DNA ploidy and cell cycle distribution of breast cancer aspirate cells measured by image cytometry and analyzed by artificial neural networks for their prognostic significance.

Chromosomal abnormalities are commonly associated with cancer, and their importance in the pathogenesis of the disease has been well recognized. Also recognized in recent years is the possibility that, together with chromosomal abnormalities, DNA ploidy of breast cancer aspirate cells, measured by image cytometric techniques, may correlate with prognosis of the disease. Here, we have examined the use of an artificial neural network to predict: 1) subclinical metastatic disease in the regional lymph nodes and 2) histological assessment, through the analysis of data obtained by image cytometric techniques of fine needle aspirates of breast tumors.
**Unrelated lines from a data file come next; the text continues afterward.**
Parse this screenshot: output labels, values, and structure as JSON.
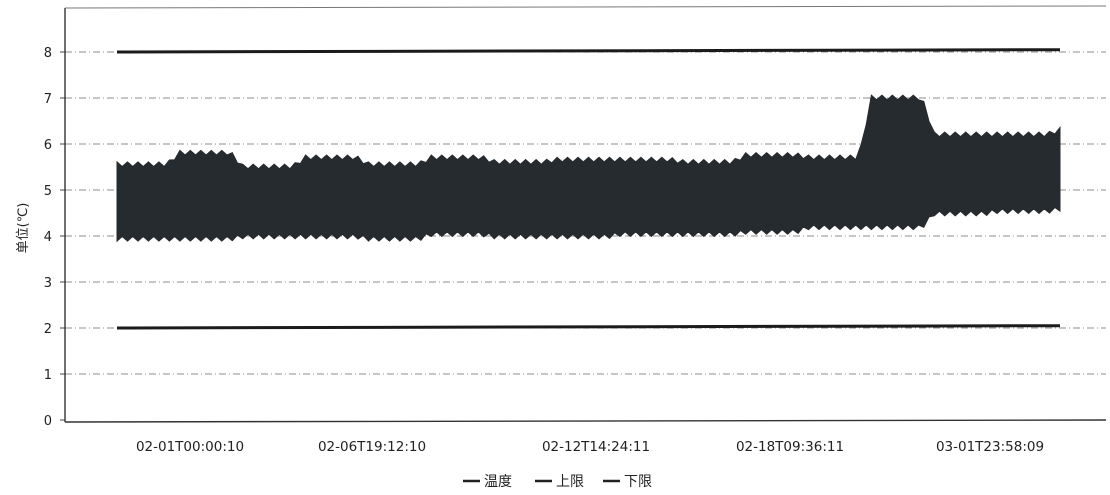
{
  "chart_data": {
    "type": "line",
    "ylabel": "单位(℃)",
    "ylim": [
      0,
      8.5
    ],
    "yticks": [
      "0",
      "1",
      "2",
      "3",
      "4",
      "5",
      "6",
      "7",
      "8"
    ],
    "x_tick_labels": [
      "02-01T00:00:10",
      "02-06T19:12:10",
      "02-12T14:24:11",
      "02-18T09:36:11",
      "03-01T23:58:09"
    ],
    "grid": "horizontal dashed",
    "legend_position": "bottom",
    "series": [
      {
        "name": "温度",
        "color": "#262b2f",
        "x": [
          "02-01T00:00:10",
          "02-03",
          "02-04",
          "02-06T19:12:10",
          "02-08",
          "02-10",
          "02-12T14:24:11",
          "02-14",
          "02-16",
          "02-18T09:36:11",
          "02-21",
          "02-24",
          "02-25T08:00",
          "02-25T08:30",
          "02-27",
          "03-01T23:58:09"
        ],
        "min": [
          3.95,
          3.95,
          4.0,
          4.0,
          3.95,
          4.05,
          4.0,
          4.0,
          4.05,
          4.05,
          4.1,
          4.2,
          4.2,
          4.5,
          4.55,
          4.6
        ],
        "max": [
          5.55,
          5.8,
          5.5,
          5.7,
          5.55,
          5.7,
          5.6,
          5.65,
          5.65,
          5.6,
          5.75,
          5.7,
          7.0,
          6.2,
          6.2,
          6.3
        ]
      },
      {
        "name": "上限",
        "color": "#1b1b1b",
        "y_start": 8.0,
        "y_end": 8.05
      },
      {
        "name": "下限",
        "color": "#1b1b1b",
        "y_start": 2.0,
        "y_end": 2.05
      }
    ]
  }
}
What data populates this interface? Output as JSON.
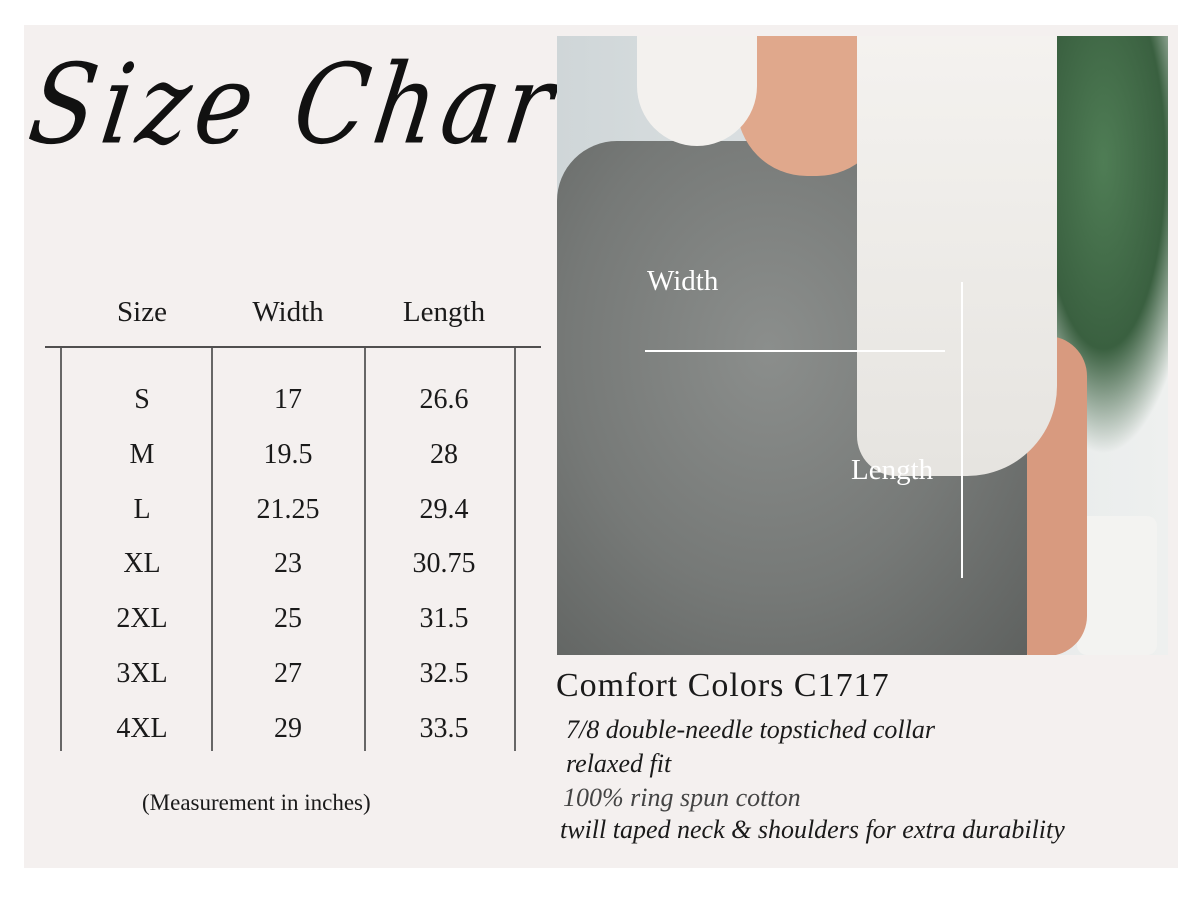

The cellular features considered were: 1) DNA ploidy measured in terms of nuclear DNA content as well as by cell cycle distribution; 2) size of the S-phase fraction; and 3) nuclear pleomorphism. A further objective of the study was to analyze individual markers in terms of impact significance on predicting outcome in both cases. DNA ploidy, indicated by cell cycle distribution, was found markedly to influence the prediction of nodal spread of breast cancer, and nuclear pleomorphism to a lesser degree. Furthermore, a comparison between histological assessment and artificial neural network prediction shows a closer correlation between the neural approach and the development of further metastases as indicated in subsequent follow-up, than does histological assessment. These data demonstrate that artificial neural networks are capable of providing powerful and reliable indicators of possible lymph node metastasis, using measurements of cellular features alone.